Circulation with or without pumps: 1-phase and 2-phase liquid cooling

Another difference is the way in which the cooling liquid is circulated. In 1-phase liquid cooling, a dielectric fluid is selected so as to ensure that the absorbed heat cannot reach its flash point and always remains liquid. To discharge the heat, the liquid is constantly pumped through an external heat exchanger.

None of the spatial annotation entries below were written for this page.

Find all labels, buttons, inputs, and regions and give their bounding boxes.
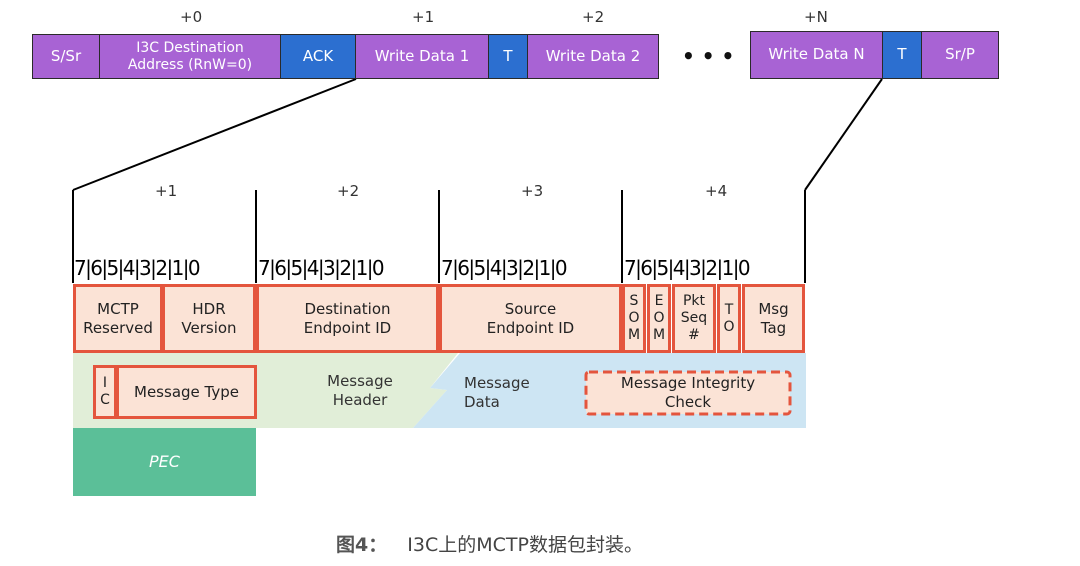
top-offset-0: +0 <box>180 8 203 26</box>
field-source-endpoint-id: Source Endpoint ID <box>439 284 622 353</box>
field-ic: I C <box>93 365 117 419</box>
pec-block <box>73 428 256 496</box>
caption-text: I3C上的MCTP数据包封装。 <box>407 534 643 556</box>
bit-numbers-byte-2: 7|6|5|4|3|2|1|0 <box>258 256 385 280</box>
seg-t-1: T <box>488 34 528 79</box>
connector-right <box>804 78 883 191</box>
bit-numbers-byte-1: 7|6|5|4|3|2|1|0 <box>74 256 201 280</box>
field-pkt-seq: Pkt Seq # <box>672 284 716 353</box>
mic-label: Message Integrity Check <box>620 374 756 411</box>
seg-t-2: T <box>882 31 922 79</box>
top-offset-n: +N <box>804 8 828 26</box>
seg-ellipsis: • • • <box>682 44 735 68</box>
seg-write-data-1: Write Data 1 <box>355 34 489 79</box>
seg-i3c-dest: I3C Destination Address (RnW=0) <box>99 34 281 79</box>
field-destination-endpoint-id: Destination Endpoint ID <box>256 284 439 353</box>
pec-label: PEC <box>149 452 180 471</box>
mic-box <box>584 370 792 416</box>
caption-label: 图4： <box>336 534 388 556</box>
byte-offset-3: +3 <box>521 182 544 200</box>
field-message-type: Message Type <box>116 365 257 419</box>
field-to: T O <box>717 284 741 353</box>
bit-numbers-byte-3: 7|6|5|4|3|2|1|0 <box>441 256 568 280</box>
seg-ack: ACK <box>280 34 356 79</box>
connector-left <box>72 78 357 191</box>
top-offset-1: +1 <box>412 8 435 26</box>
message-data-label: Message Data <box>464 374 530 411</box>
field-hdr-version: HDR Version <box>162 284 256 353</box>
bit-numbers-byte-4: 7|6|5|4|3|2|1|0 <box>624 256 751 280</box>
seg-s-sr: S/Sr <box>32 34 100 79</box>
byte-offset-4: +4 <box>705 182 728 200</box>
field-eom: E O M <box>647 284 671 353</box>
seg-write-data-n: Write Data N <box>750 31 883 79</box>
figure-caption: 图4： I3C上的MCTP数据包封装。 <box>336 530 643 557</box>
field-mctp-reserved: MCTP Reserved <box>73 284 163 353</box>
seg-sr-p: Sr/P <box>921 31 999 79</box>
top-offset-2: +2 <box>582 8 605 26</box>
byte-offset-1: +1 <box>155 182 178 200</box>
field-som: S O M <box>622 284 646 353</box>
seg-write-data-2: Write Data 2 <box>527 34 659 79</box>
byte-offset-2: +2 <box>337 182 360 200</box>
message-header-label: Message Header <box>327 372 393 409</box>
field-msg-tag: Msg Tag <box>742 284 805 353</box>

In 2-phase liquid cooling, the liquid perpetually changes its aggregate state due to the differences in temperature. Due to heat absorption, the dielectric fluid exceeds its flash point at a temperature that depends on its specification, whereupon it becomes gaseous and rises up. There is a condenser in the upper part of the tank, which is cooled from outside by a water circuit. The fluid cools down when it reaches this condenser, becomes liquid and runs back down again, where it again absorbs heat. The advantage of the 2-phase version is that it manages entirely without pumps and therefore fewer moving parts are required. On the other hand, the higher GWP of these fluids has to be taken into consideration.

Conclusion

Rising heat loads per rack are demanding new methods of data center air conditioning. When power densities hit more than 50 kW, there are currently no alternatives to liquid cooling. If the direct-to-chip version is used, existing servers and racks can generally be converted and continue to be used. However, several conversion measures are required in the server rooms, and further components such as CDUs will need to be purchased. If a completely new high-performance data center is being built, immersion cooling should also be included in the plans, at any rate, and both systems extensively compared with one another at the planning stage. Whatever the version, it’s important to bear in mind that a certain proportion of air cooling will need to used in addition (direct-to-chip: 20–30% and immersion 5–10%).